In 1938, rapid scientific discovery, mass production, industrialization and technological advancements were changing the shape of the U.S. Cities were growing, and with them, the need for efficient, reliable infrastructure.
Electrified street railways – trolleys – were becoming more and more popular. Every city with more than 50,000 people had a trolley system, and hundreds of additional systems ran between cities. To carry electrical current down trolley tracks, individual pieces of steel rail had to be joined with a cable to create a continuous current. Welding was the most reliable way to do this, but it was also the most difficult, requiring heavy equipment, skilled crews and an outside power source.
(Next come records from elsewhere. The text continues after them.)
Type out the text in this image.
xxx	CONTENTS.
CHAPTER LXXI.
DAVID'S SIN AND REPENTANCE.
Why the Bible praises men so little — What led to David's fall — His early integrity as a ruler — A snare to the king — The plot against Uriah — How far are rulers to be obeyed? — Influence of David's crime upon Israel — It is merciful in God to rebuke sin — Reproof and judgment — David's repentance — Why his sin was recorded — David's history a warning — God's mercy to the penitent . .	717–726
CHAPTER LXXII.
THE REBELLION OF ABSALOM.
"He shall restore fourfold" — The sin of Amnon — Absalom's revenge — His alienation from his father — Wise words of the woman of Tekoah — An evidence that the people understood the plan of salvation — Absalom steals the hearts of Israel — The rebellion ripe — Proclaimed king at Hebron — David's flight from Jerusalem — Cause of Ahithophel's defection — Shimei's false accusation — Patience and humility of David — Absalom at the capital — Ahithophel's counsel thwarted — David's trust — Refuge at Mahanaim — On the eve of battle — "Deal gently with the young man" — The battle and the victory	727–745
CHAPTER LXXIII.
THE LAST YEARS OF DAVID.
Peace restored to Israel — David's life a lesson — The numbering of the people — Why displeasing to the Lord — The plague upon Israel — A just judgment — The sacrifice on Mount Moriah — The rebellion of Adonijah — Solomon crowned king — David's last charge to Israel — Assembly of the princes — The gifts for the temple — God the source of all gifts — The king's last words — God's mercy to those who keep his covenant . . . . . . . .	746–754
Physics professor Charles Cadwell developed a better way to make these connections. Using a reaction of copper oxide and aluminum, Cadwell created the Cadweld exothermically welded connection for the Electric Railway Improvement Company—now nVent ERICO. This easy and portable solution created a bond that conducted electricity well. The Cadweld solution is still used today.
Recently, Thomas Cadwell, Charles’ grandson who accompanied him for many experiments as he was developing his Cadweld solution, and several family members visited the nVent facility in Solon, Ohio, where we produce the Cadweld products today. nVent team members listened to Thomas’ memories of professor Cadwell and shared with the family what their grandfather’s invention means to nVent. Cadwell’s visit included a tour of the facility to see the Cadweld manufacturing process and a hands-on demonstration of the Cadweld Plus product line, the first major change to Professor Cadwell’s own original design.
To honor Professor Cadwell and the entire Cadwell family, we presented Tom with a custom plaque showcasing the original patent for Cadweld, which was designed by the ERICO team and produced in an employee’s home woodshop. We were thrilled to host the Cadwell family and to share stories of Cadwell’s legacy and our plans for the future.